Não encontrei, porém, o chaveiro do Céu. Nessa decepção, cheguei a supor que a região dos bem-aventurados deveria ficar encravada em alguma cordilheira de nuvens inacessíveis. Tratava-se, certamente, de um recanto de maravilhas, onde todos os lugares tomariam denominações religiosas, na sua mais alta expressão simbólica: Praça das Almas Benditas, Avenida das Potências Angélicas. No coração da cidade prodigiosa, em paços resplandecentes, Santa Cecília deveria tanger a sua harpa acompanhando o coro das onze mil virgens, cantando ao som de harmonias deliciosas para acalentar o sono das filhas de Aqueronte e da Noite, a fim de que não viessem, com as suas achas incandescentes e víboras malditas, perturbar a paz dos que ali esqueciam os sofrimentos, em repouso beatífico. De vez em quando se organizaram, nessa região maravilhosa, solenidades e festas comemorativas dos mais importantes acontecimentos da Igreja. Os papas desencarnados seriam os oficiantes das missas e Te-Deuns de grande gala, a que compareceriam todos os santos do calendário; S. Francisco Xavier, com o mesmo hábito esfarrapado com que andou pregando nas Índias; S. José, na sua indumentária de carpinteiro; S. Sebastião na sua armadura de soldado romano; Santa Clara, com seu perfil lindo e severo de madona, sustentada pelas mãos minúsculas e inquietas dos arcanjos, como rosas de carne loura. As almas bem conceituadas representariam, nas galerias deslumbrantes, os santos que a Igreja inventou para o seu hagiológio.

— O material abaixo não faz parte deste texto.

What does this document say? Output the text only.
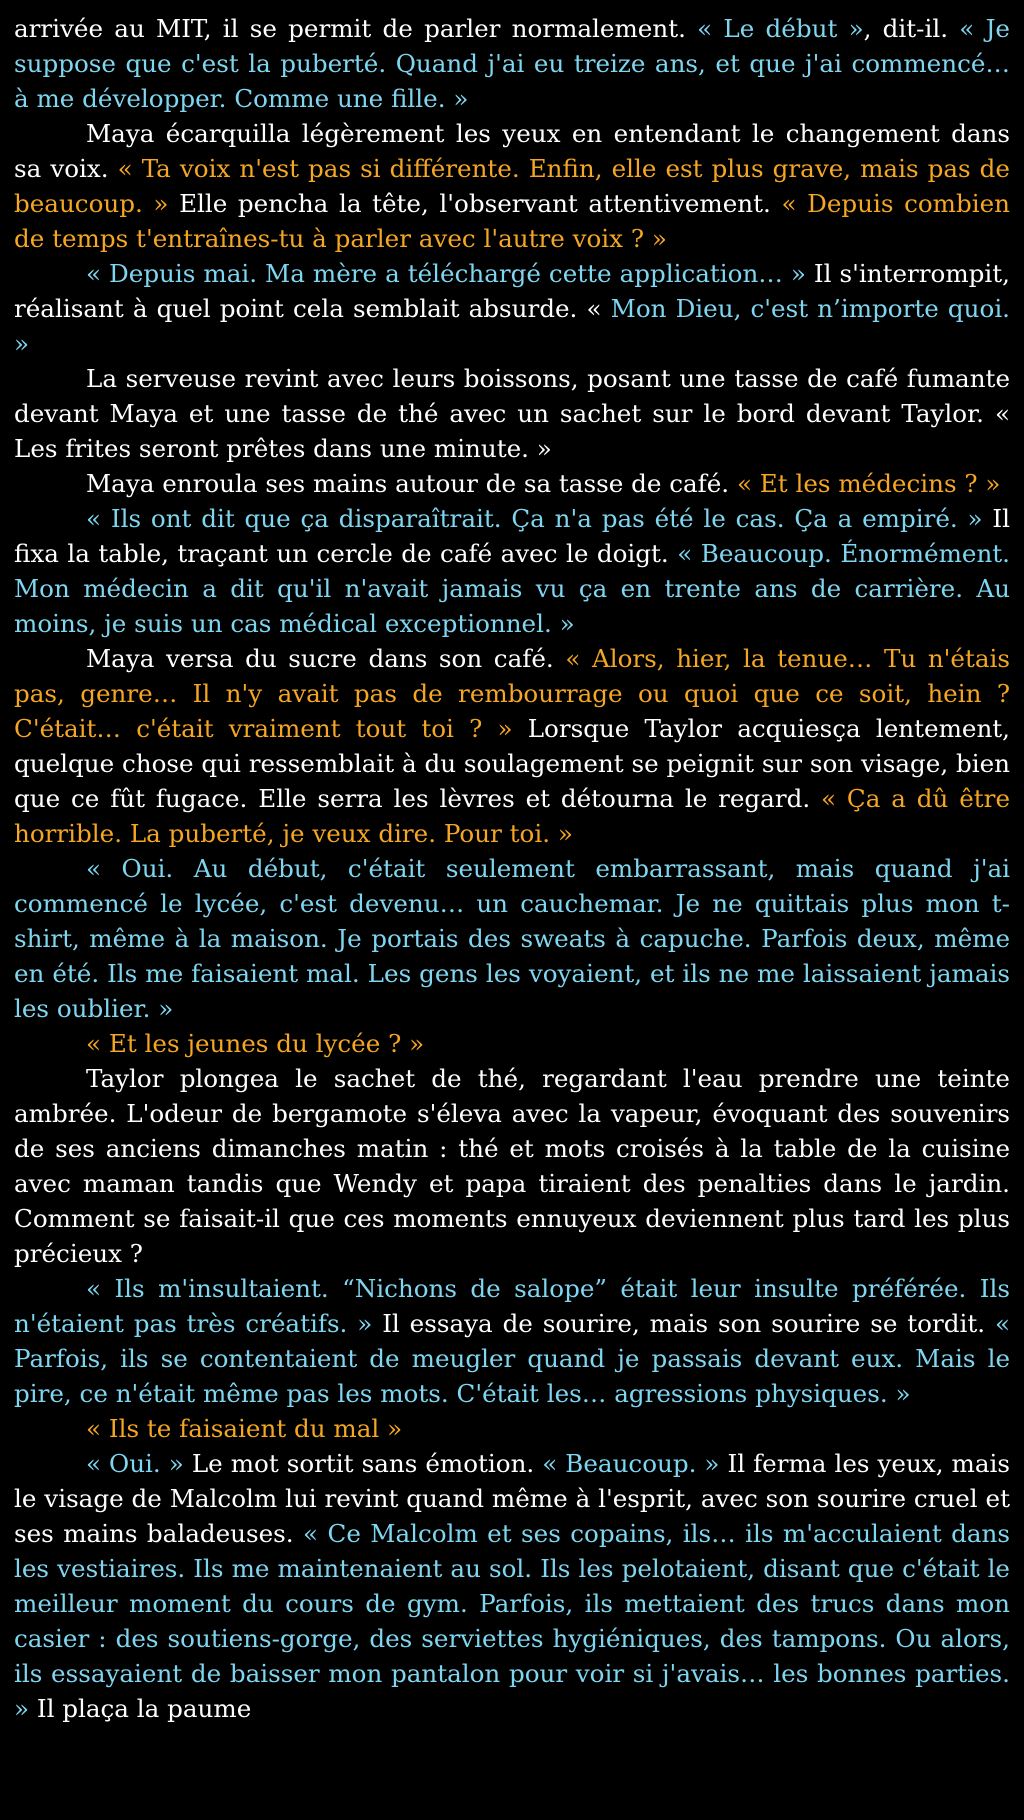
arrivée au MIT, il se permit de parler normalement. « Le début », dit-il. « Je suppose que c'est la puberté. Quand j'ai eu treize ans, et que j'ai commencé… à me développer. Comme une fille. »

Maya écarquilla légèrement les yeux en entendant le changement dans sa voix. « Ta voix n'est pas si différente. Enfin, elle est plus grave, mais pas de beaucoup. » Elle pencha la tête, l'observant attentivement. « Depuis combien de temps t'entraînes-tu à parler avec l'autre voix ? »

« Depuis mai. Ma mère a téléchargé cette application… » Il s'interrompit, réalisant à quel point cela semblait absurde. « Mon Dieu, c'est n’importe quoi. »

La serveuse revint avec leurs boissons, posant une tasse de café fumante devant Maya et une tasse de thé avec un sachet sur le bord devant Taylor. « Les frites seront prêtes dans une minute. »

Maya enroula ses mains autour de sa tasse de café. « Et les médecins ? »

« Ils ont dit que ça disparaîtrait. Ça n'a pas été le cas. Ça a empiré. » Il fixa la table, traçant un cercle de café avec le doigt. « Beaucoup. Énormément. Mon médecin a dit qu'il n'avait jamais vu ça en trente ans de carrière. Au moins, je suis un cas médical exceptionnel. »

Maya versa du sucre dans son café. « Alors, hier, la tenue… Tu n'étais pas, genre… Il n'y avait pas de rembourrage ou quoi que ce soit, hein ? C'était… c'était vraiment tout toi ? » Lorsque Taylor acquiesça lentement, quelque chose qui ressemblait à du soulagement se peignit sur son visage, bien que ce fût fugace. Elle serra les lèvres et détourna le regard. « Ça a dû être horrible. La puberté, je veux dire. Pour toi. »

« Oui. Au début, c'était seulement embarrassant, mais quand j'ai commencé le lycée, c'est devenu… un cauchemar. Je ne quittais plus mon t-shirt, même à la maison. Je portais des sweats à capuche. Parfois deux, même en été. Ils me faisaient mal. Les gens les voyaient, et ils ne me laissaient jamais les oublier. »

« Et les jeunes du lycée ? »

Taylor plongea le sachet de thé, regardant l'eau prendre une teinte ambrée. L'odeur de bergamote s'éleva avec la vapeur, évoquant des souvenirs de ses anciens dimanches matin : thé et mots croisés à la table de la cuisine avec maman tandis que Wendy et papa tiraient des penalties dans le jardin. Comment se faisait-il que ces moments ennuyeux deviennent plus tard les plus précieux ?

« Ils m'insultaient. “Nichons de salope” était leur insulte préférée. Ils n'étaient pas très créatifs. » Il essaya de sourire, mais son sourire se tordit. « Parfois, ils se contentaient de meugler quand je passais devant eux. Mais le pire, ce n'était même pas les mots. C'était les… agressions physiques. »

« Ils te faisaient du mal »

« Oui. » Le mot sortit sans émotion. « Beaucoup. » Il ferma les yeux, mais le visage de Malcolm lui revint quand même à l'esprit, avec son sourire cruel et ses mains baladeuses. « Ce Malcolm et ses copains, ils… ils m'acculaient dans les vestiaires. Ils me maintenaient au sol. Ils les pelotaient, disant que c'était le meilleur moment du cours de gym. Parfois, ils mettaient des trucs dans mon casier : des soutiens-gorge, des serviettes hygiéniques, des tampons. Ou alors, ils essayaient de baisser mon pantalon pour voir si j'avais… les bonnes parties. » Il plaça la paume
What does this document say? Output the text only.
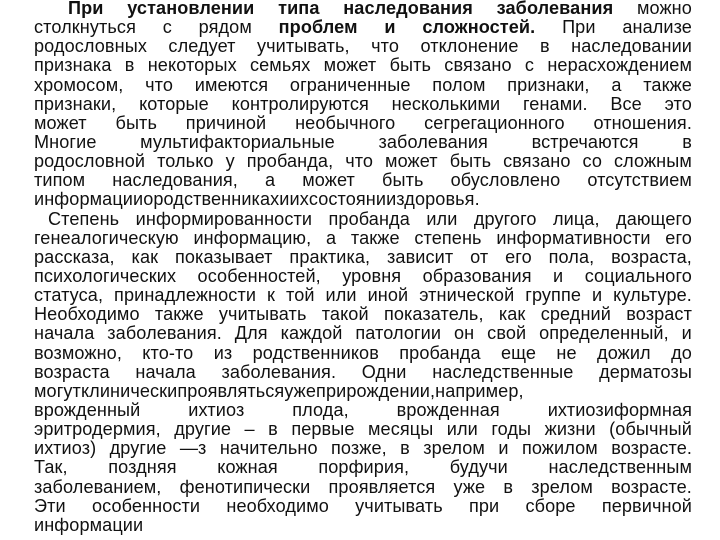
При установлении типа наследования заболевания можно
столкнуться с рядом проблем и сложностей. При анализе
родословных следует учитывать, что отклонение в наследовании
признака в некоторых семьях может быть связано с нерасхождением
хромосом, что имеются ограниченные полом признаки, а также
признаки, которые контролируются несколькими генами. Все это
может быть причиной необычного сегрегационного отношения.
Многие мультифакториальные заболевания встречаются в
родословной только у пробанда, что может быть связано со сложным
типом наследования, а может быть обусловлено отсутствием
информации о родственниках и их состоянии здоровья.
Степень информированности пробанда или другого лица, дающего
генеалогическую информацию, а также степень информативности его
рассказа, как показывает практика, зависит от его пола, возраста,
психологических особенностей, уровня образования и социального
статуса, принадлежности к той или иной этнической группе и культуре.
Необходимо также учитывать такой показатель, как средний возраст
начала заболевания. Для каждой патологии он свой определенный, и
возможно, кто-то из родственников пробанда еще не дожил до
возраста начала заболевания. Одни наследственные дерматозы
могут клинически проявляться уже при рождении, например,
врожденный	ихтиоз	плода,	врожденная	ихтиозиформная
эритродермия, другие – в первые месяцы или годы жизни (обычный
ихтиоз) другие —з начительно позже, в зрелом и пожилом возрасте.
Так, поздняя кожная порфирия, будучи наследственным
заболеванием, фенотипически проявляется уже в зрелом возрасте.
Эти особенности необходимо учитывать при сборе первичной
информации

Mas... não me foi possível encontrar o Céu;

Julguei, então, que os espíritas estavam mais acertados em seus pareceres. Deveria reencontrar os que haviam abandonado as suas carcaças na Terra, continuando a mesma vida. Busquei relacionar-me com as falanges de brasileiros emigrados do outro mundo. Idealizei a sociedade antiga, os patrícios ilustres aí refugiados, imaginando encontrá-los em uma residência principesca como a do Marquês de Abrantes, instalada na antiga chácara de Dona Carlota, em Botafogo, onde recebiam a mais fina flor da sociedade carioca das últimas décadas do segundo reinado, cujas reuniões, compostas de fidalgos escravocratas da época, ofuscavam a simplicidade monacal dos Paços de S. Cristóvão.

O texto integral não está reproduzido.